Re: [RFC PATCH 1/4] xfs: support deactivating AGs

From: Dave Chinner <david@fromorbit.com>
To: Gao Xiang <hsiangkao@redhat.com>
Cc: linux-xfs@vger.kernel.org
Subject: Re: [RFC PATCH 1/4] xfs: support deactivating AGs
Date: Thu, 15 Apr 2021 13:42:55 +1000	[thread overview]
Message-ID: <20210415034255.GJ63242@dread.disaster.area> (raw)
In-Reply-To: <20210414195240.1802221-2-hsiangkao@redhat.com>

On Thu, Apr 15, 2021 at 03:52:37AM +0800, Gao Xiang wrote:
> To get rid of paralleled requests related to AGs which are pending
> for shrinking, mark these perags as inactive rather than playing
> with per-ag structures theirselves.
> 
> Since in that way, a per-ag lock can be used to stablize the inactive
> status together with agi/agf buffer lock (which is much easier than
> adding more complicated perag_{get, put} pairs..) Also, Such per-ags
> can be released / reused when unmountfs / growfs.
> 
> On the read side, pag_inactive_rwsem can be unlocked immediately after
> the agf or agi buffer lock is acquired. However, pag_inactive_rwsem
> can only be unlocked after the agf/agi buffer locks are all acquired
> with the inactive status on the write side.
> 
> XXX: maybe there are some missing cases.
> 
> Signed-off-by: Gao Xiang <hsiangkao@redhat.com>
> ---
>  fs/xfs/libxfs/xfs_ag.c     | 16 +++++++++++++---
>  fs/xfs/libxfs/xfs_alloc.c  | 12 +++++++++++-
>  fs/xfs/libxfs/xfs_ialloc.c | 26 +++++++++++++++++++++++++-
>  fs/xfs/xfs_mount.c         |  2 ++
>  fs/xfs/xfs_mount.h         |  6 ++++++
>  5 files changed, 57 insertions(+), 5 deletions(-)
> 
> diff --git a/fs/xfs/libxfs/xfs_ag.c b/fs/xfs/libxfs/xfs_ag.c
> index c68a36688474..ba5702e5c9ad 100644
> --- a/fs/xfs/libxfs/xfs_ag.c
> +++ b/fs/xfs/libxfs/xfs_ag.c
> @@ -676,16 +676,24 @@ xfs_ag_get_geometry(
>  	if (agno >= mp->m_sb.sb_agcount)
>  		return -EINVAL;
>  
> +	pag = xfs_perag_get(mp, agno);
> +	down_read(&pag->pag_inactive_rwsem);

No need to encode the lock type in the lock name. We know it's a
rwsem from the lock API functions...

> +
> +	if (pag->pag_inactive) {
> +		error = -EBUSY;
> +		up_read(&pag->pag_inactive_rwsem);
> +		goto out;
> +	}

This looks kinda heavyweight. Having to take a rwsem whenever we do
a perag lookup to determine if we can access the perag completely
defeats the purpose of xfs_perag_get() being a lightweight, lockless
operation.

I suspect what we really want here is active/passive references like
are used for the superblock, and an API that hides the
implementation from all the callers.

> +
>  	/* Lock the AG headers. */
>  	error = xfs_ialloc_read_agi(mp, NULL, agno, &agi_bp);
> +	up_read(&pag->pag_inactive_rwsem);
>  	if (error)
> -		return error;
> +		goto out;
>  	error = xfs_alloc_read_agf(mp, NULL, agno, 0, &agf_bp);
>  	if (error)
>  		goto out_agi;

This seems to imply that we don't need to hold the inactive rwsem
to read the AGF. Either we need the semaphore held in read mode to
protect the inactive state for the entire operation we are
performing, or you haven't documented how the locking is supposed to
guarantee existence once the inactive_rwsem has been dropped.
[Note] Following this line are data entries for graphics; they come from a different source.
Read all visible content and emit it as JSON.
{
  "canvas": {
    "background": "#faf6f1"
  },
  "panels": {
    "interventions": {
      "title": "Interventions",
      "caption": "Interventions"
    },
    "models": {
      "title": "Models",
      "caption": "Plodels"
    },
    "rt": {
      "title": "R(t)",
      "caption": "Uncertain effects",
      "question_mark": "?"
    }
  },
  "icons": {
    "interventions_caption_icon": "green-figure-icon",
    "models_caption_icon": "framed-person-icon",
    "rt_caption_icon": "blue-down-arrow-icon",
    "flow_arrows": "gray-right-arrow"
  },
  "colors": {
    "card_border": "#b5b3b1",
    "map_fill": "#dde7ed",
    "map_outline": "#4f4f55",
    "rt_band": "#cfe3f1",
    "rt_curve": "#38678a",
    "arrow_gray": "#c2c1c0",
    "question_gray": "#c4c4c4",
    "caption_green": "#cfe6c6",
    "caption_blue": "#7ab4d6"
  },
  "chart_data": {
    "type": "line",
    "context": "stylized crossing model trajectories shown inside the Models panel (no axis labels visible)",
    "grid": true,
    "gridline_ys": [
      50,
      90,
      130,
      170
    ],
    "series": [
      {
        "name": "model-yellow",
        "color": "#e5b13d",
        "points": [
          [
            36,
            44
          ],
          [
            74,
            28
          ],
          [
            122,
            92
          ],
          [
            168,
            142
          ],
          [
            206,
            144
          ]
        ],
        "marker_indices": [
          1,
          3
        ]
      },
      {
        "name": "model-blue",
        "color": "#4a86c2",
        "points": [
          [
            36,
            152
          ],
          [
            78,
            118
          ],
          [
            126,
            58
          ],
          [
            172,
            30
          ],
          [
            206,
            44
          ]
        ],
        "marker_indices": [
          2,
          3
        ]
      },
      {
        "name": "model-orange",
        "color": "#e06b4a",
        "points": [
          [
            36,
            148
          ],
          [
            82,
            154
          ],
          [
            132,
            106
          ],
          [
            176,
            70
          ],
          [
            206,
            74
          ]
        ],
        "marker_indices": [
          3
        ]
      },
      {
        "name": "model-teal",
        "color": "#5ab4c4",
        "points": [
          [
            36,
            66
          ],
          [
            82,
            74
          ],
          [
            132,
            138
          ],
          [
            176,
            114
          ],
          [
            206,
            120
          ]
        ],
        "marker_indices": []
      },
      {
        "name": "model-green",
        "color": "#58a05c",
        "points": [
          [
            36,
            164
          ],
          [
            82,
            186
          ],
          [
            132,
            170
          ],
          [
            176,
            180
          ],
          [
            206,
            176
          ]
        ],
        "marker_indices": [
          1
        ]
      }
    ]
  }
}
Instead, lets' look at this as an active vs passive reference issue.
Currently everything takes passive references because we don't
enforce the reference count for anything - it's largely to tell us
that everything that took a reference also released it by the time
we tear down the perag.

So say that buffers take passive references because we need buffers
to be used while we tear down the AG, and that everything else that
does perag_get()...perag_put() in a loop or single logic context is
an active reference, we can actually use active references to
prevent a shrink from stepping into the perag while something else
is actively referencing the perag.

Hence we convert the sites in this patch to use
xfs_perag_get_active() ...  xfs_perag_put_active() pairs, and
everything else gets hidden away inside those functions.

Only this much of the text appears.